What has studying this music and learning about its history taught you about the Jewish experience in the diaspora?
It’s clear to me that Jews in the diaspora were very accepted, were very secure in how they lived their lives to a certain extent, and were able to pursue music. They lived in peace, they had equal opportunities—to a certain point—and then, as we all know, that changed, which forced them to immigrate to Israel. When they arrived to Israel, there was a big clash between their culture, and the culture in Israel. There were cultural differences between Mizrahim and Sephardim, and also the fact that it was not as accepted to listen to Arabic music.
When the Al-Kuwaitis arrived in Israel, was their music kept underground? Was it not accepted within Israeli society?
No. It was not at all accepted. It was related to and seen as the language of the enemy. It wasn’t common to play Arabic music. They didn’t play Arabic music on the radio or at formal events. They were also busy integrating into Israel—trying to learn Hebrew, trying to understand the culture, and trying to belong.

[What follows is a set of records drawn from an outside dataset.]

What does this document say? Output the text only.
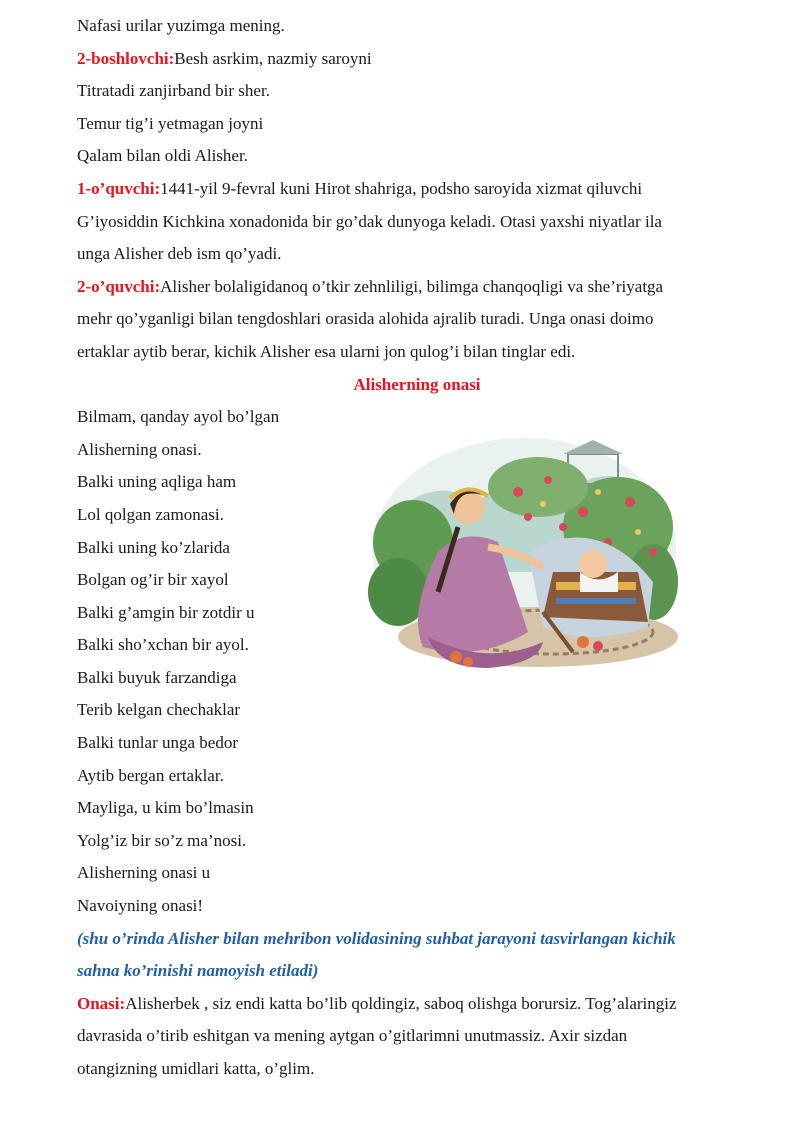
Nafasi urilar yuzimga mening.
2-boshlovchi:Besh asrkim, nazmiy saroyni
Titratadi zanjirband bir sher.
Temur tig’i yetmagan joyni
Qalam bilan oldi Alisher.
1-o’quvchi:1441-yil 9-fevral kuni Hirot shahriga, podsho saroyida xizmat qiluvchi
G’iyosiddin Kichkina xonadonida bir go’dak dunyoga keladi. Otasi yaxshi niyatlar ila
unga Alisher deb ism qo’yadi.
2-o’quvchi:Alisher bolaligidanoq o’tkir zehnliligi, bilimga chanqoqligi va she’riyatga
mehr qo’yganligi bilan tengdoshlari orasida alohida ajralib turadi. Unga onasi doimo
ertaklar aytib berar, kichik Alisher esa ularni jon qulog’i bilan tinglar edi.
Alisherning onasi
Bilmam, qanday ayol bo’lgan
Alisherning onasi.
Balki uning aqliga ham
Lol qolgan zamonasi.
Balki uning ko’zlarida
Bolgan og’ir bir xayol
Balki g’amgin bir zotdir u
Balki sho’xchan bir ayol.
Balki buyuk farzandiga
Terib kelgan chechaklar
Balki tunlar unga bedor
Aytib bergan ertaklar.
Mayliga, u kim bo’lmasin
Yolg’iz bir so’z ma’nosi.
Alisherning onasi u
Navoiyning onasi!
(shu o’rinda Alisher bilan mehribon volidasining suhbat jarayoni tasvirlangan kichik
sahna ko’rinishi namoyish etiladi)
Onasi:Alisherbek , siz endi katta bo’lib qoldingiz, saboq olishga borursiz. Tog’alaringiz
davrasida o’tirib eshitgan va mening aytgan o’gitlarimni unutmassiz. Axir sizdan
otangizning umidlari katta, o’glim.
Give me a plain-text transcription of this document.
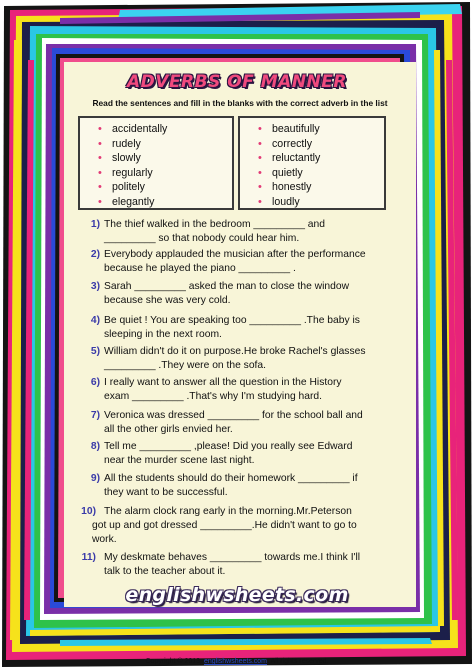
ADVERBS OF MANNER
Read the sentences and fill in the blanks with the correct adverb in the list
• accidentally
• rudely
• slowly
• regularly
• politely
• elegantly
• beautifully
• correctly
• reluctantly
• quietly
• honestly
• loudly
1) The thief walked in the bedroom _________ and
_________ so that nobody could hear him.
2) Everybody applauded the musician after the performance
because he played the piano _________ .
3) Sarah _________ asked the man to close the window
because she was very cold.
4) Be quiet ! You are speaking too _________ .The baby is
sleeping in the next room.
5) William didn't do it on purpose.He broke Rachel's glasses
_________ .They were on the sofa.
6) I really want to answer all the question in the History
exam _________ .That's why I'm studying hard.
7) Veronica was dressed _________ for the school ball and
all the other girls envied her.
8) Tell me _________ ,please! Did you really see Edward
near the murder scene last night.
9) All the students should do their homework _________ if
they want to be successful.
10) The alarm clock rang early in the morning.Mr.Peterson
got up and got dressed _________.He didn't want to go to
work.
11) My deskmate behaves _________ towards me.I think I'll
talk to the teacher about it.
englishwsheets.com
Copyright © 2013. englishwsheets.com. All rights reserved.
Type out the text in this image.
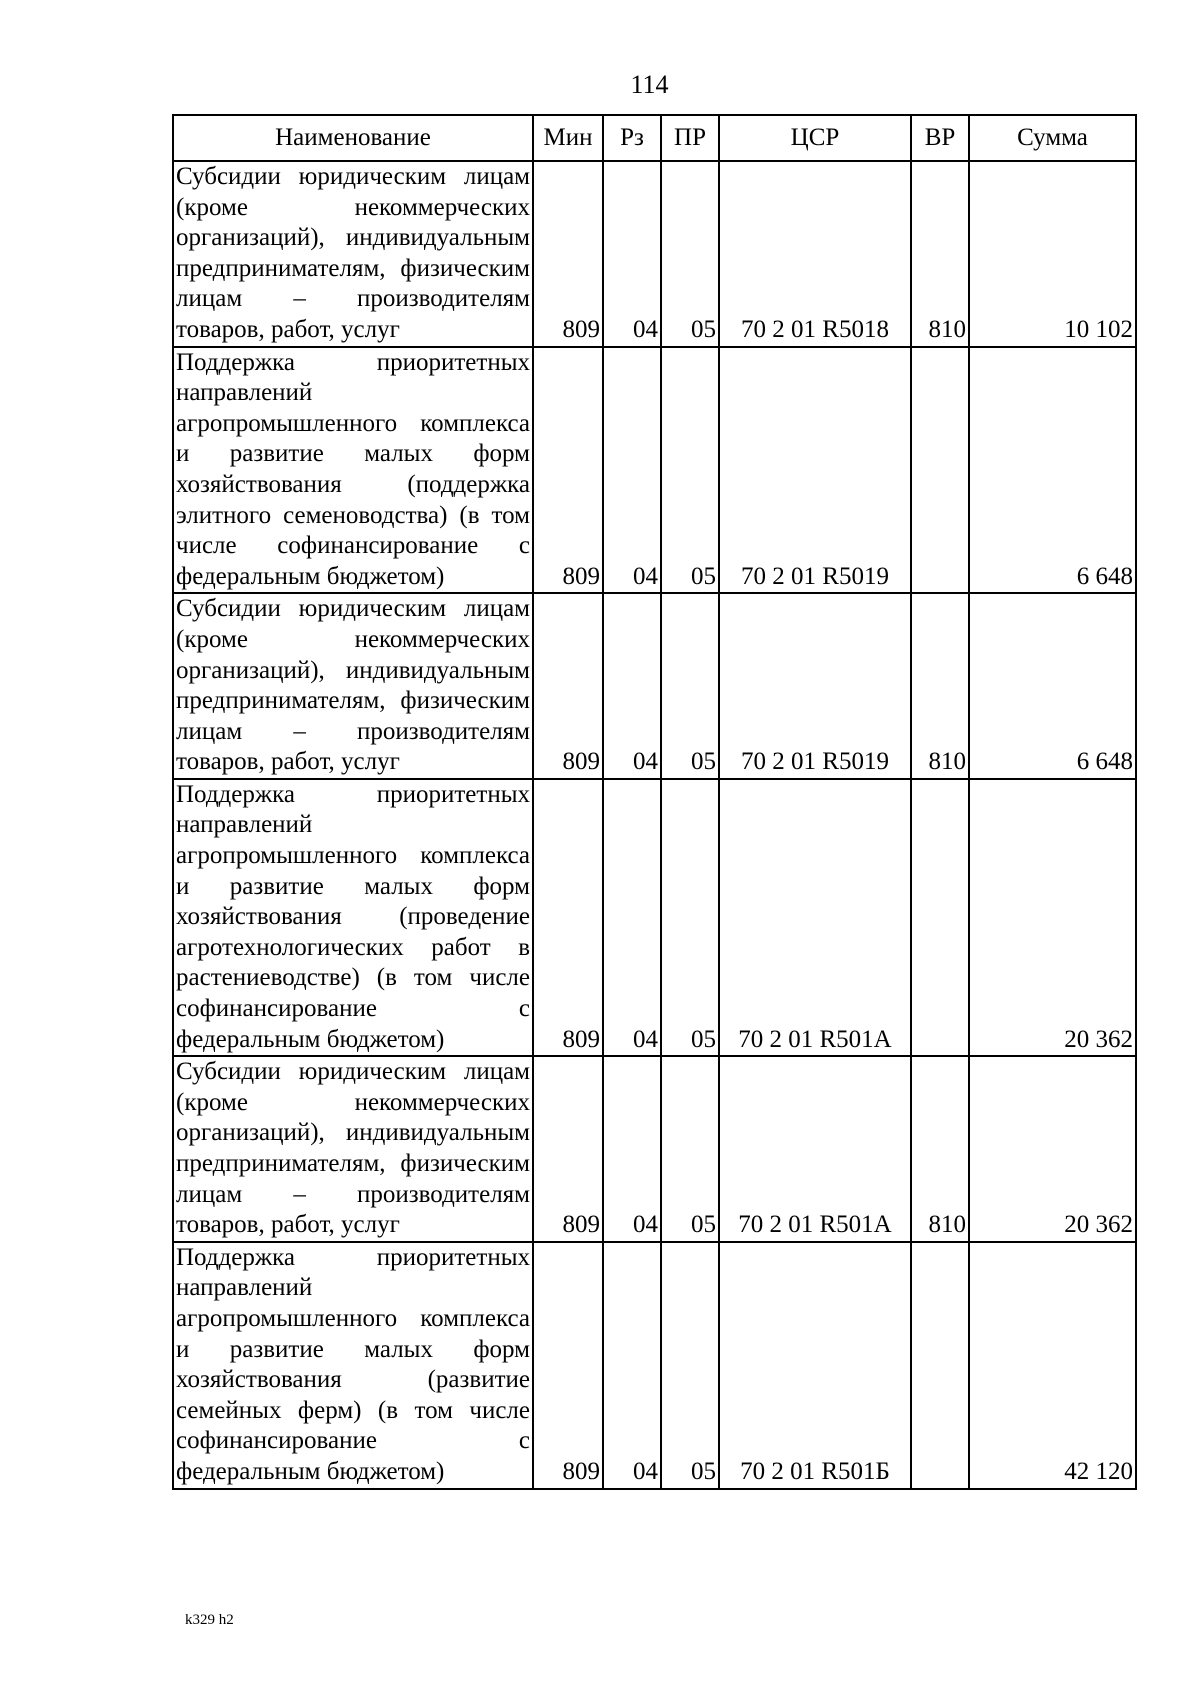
114
Наименование	Мин	Рз	ПР	ЦСР	ВР	Сумма
Субсидии юридическим лицам (кроме некоммерческих организаций), индивидуальным предпринимателям, физическим лицам – производителям товаров, работ, услуг	809	04	05	70 2 01 R5018	810	10 102
Поддержка приоритетных направлений агропромышленного комплекса и развитие малых форм хозяйствования (поддержка элитного семеноводства) (в том числе софинансирование с федеральным бюджетом)	809	04	05	70 2 01 R5019		6 648
Субсидии юридическим лицам (кроме некоммерческих организаций), индивидуальным предпринимателям, физическим лицам – производителям товаров, работ, услуг	809	04	05	70 2 01 R5019	810	6 648
Поддержка приоритетных направлений агропромышленного комплекса и развитие малых форм хозяйствования (проведение агротехнологических работ в растениеводстве) (в том числе софинансирование с федеральным бюджетом)	809	04	05	70 2 01 R501А		20 362
Субсидии юридическим лицам (кроме некоммерческих организаций), индивидуальным предпринимателям, физическим лицам – производителям товаров, работ, услуг	809	04	05	70 2 01 R501А	810	20 362
Поддержка приоритетных направлений агропромышленного комплекса и развитие малых форм хозяйствования (развитие семейных ферм) (в том числе софинансирование с федеральным бюджетом)	809	04	05	70 2 01 R501Б		42 120
k329 h2
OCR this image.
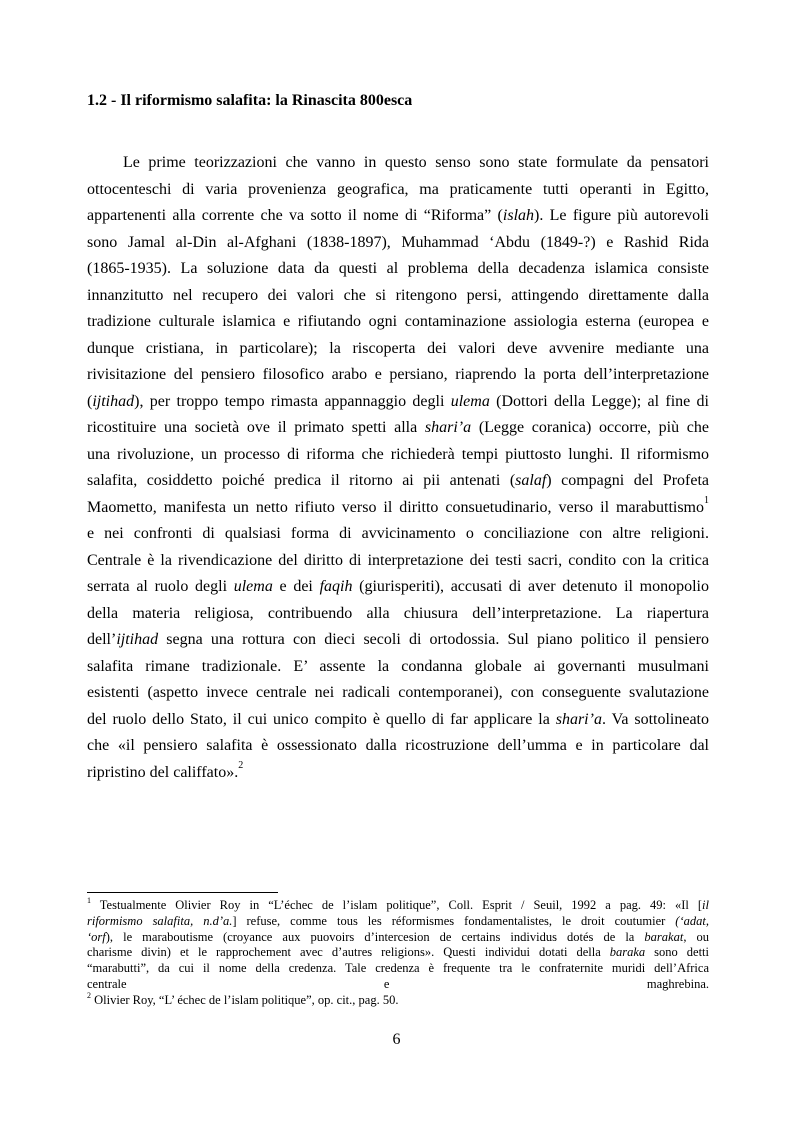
1.2 - Il riformismo salafita: la Rinascita 800esca
Le prime teorizzazioni che vanno in questo senso sono state formulate da pensatori
ottocenteschi di varia provenienza geografica, ma praticamente tutti operanti in Egitto,
appartenenti alla corrente che va sotto il nome di “Riforma” (islah). Le figure più autorevoli
sono Jamal al-Din al-Afghani (1838-1897), Muhammad ‘Abdu (1849-?) e Rashid Rida
(1865-1935). La soluzione data da questi al problema della decadenza islamica consiste
innanzitutto nel recupero dei valori che si ritengono persi, attingendo direttamente dalla
tradizione culturale islamica e rifiutando ogni contaminazione assiologia esterna (europea e
dunque cristiana, in particolare); la riscoperta dei valori deve avvenire mediante una
rivisitazione del pensiero filosofico arabo e persiano, riaprendo la porta dell’interpretazione
(ijtihad), per troppo tempo rimasta appannaggio degli ulema (Dottori della Legge); al fine di
ricostituire una società ove il primato spetti alla shari’a (Legge coranica) occorre, più che
una rivoluzione, un processo di riforma che richiederà tempi piuttosto lunghi. Il riformismo
salafita, cosiddetto poiché predica il ritorno ai pii antenati (salaf) compagni del Profeta
Maometto, manifesta un netto rifiuto verso il diritto consuetudinario, verso il marabuttismo$^1$
e nei confronti di qualsiasi forma di avvicinamento o conciliazione con altre religioni.
Centrale è la rivendicazione del diritto di interpretazione dei testi sacri, condito con la critica
serrata al ruolo degli ulema e dei faqih (giurisperiti), accusati di aver detenuto il monopolio
della materia religiosa, contribuendo alla chiusura dell’interpretazione. La riapertura
dell’ijtihad segna una rottura con dieci secoli di ortodossia. Sul piano politico il pensiero
salafita rimane tradizionale. E’ assente la condanna globale ai governanti musulmani
esistenti (aspetto invece centrale nei radicali contemporanei), con conseguente svalutazione
del ruolo dello Stato, il cui unico compito è quello di far applicare la shari’a. Va sottolineato
che «il pensiero salafita è ossessionato dalla ricostruzione dell’umma e in particolare dal
ripristino del califfato».$^2$
$^1$ Testualmente Olivier Roy in “L’échec de l’islam politique”, Coll. Esprit / Seuil, 1992 a pag. 49: «Il [il
riformismo salafita, n.d’a.] refuse, comme tous les réformismes fondamentalistes, le droit coutumier (‘adat,
‘orf), le maraboutisme (croyance aux puovoirs d’intercesion de certains individus dotés de la barakat, ou
charisme divin) et le rapprochement avec d’autres religions». Questi individui dotati della baraka sono detti
“marabutti”, da cui il nome della credenza. Tale credenza è frequente tra le confraternite muridi dell’Africa
centrale e maghrebina.
$^2$ Olivier Roy, “L’ échec de l’islam politique”, op. cit., pag. 50.
6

Did they stop playing music as well?
They opened a home appliance shop. They did continue to play at events, like weddings and bar mitzvahs, of other immigrants who were also Sephardi, and immigrant Iraqis who came with them. But it was more low key in terms of their amazing success in Iraq and Kuwait.
Nowadays there seems to be a resurgence of people in Israel discovering Jewish musics from Arab lands. Why do you think that is?
I think that the younger generation is already feeling comfortable and self-confident in their belonging as Israelis. They have their identity and feel self-confident enough to investigate their roots, and to experience their culture and embrace their background at the same time. It’s a bit more liberal nowadays.
How did you meet up with Jonny Greenwood?
It was in 2004 or 2005, in Israel. It was a coincidence, but we started playing together, and bonded, and since then our families are in touch. Opening for Radiohead was a one-time experience. It was exciting, and very moving, when we were performing on that scale. But since the corona virus outbreak, we haven’t performed, and we miss it a lot.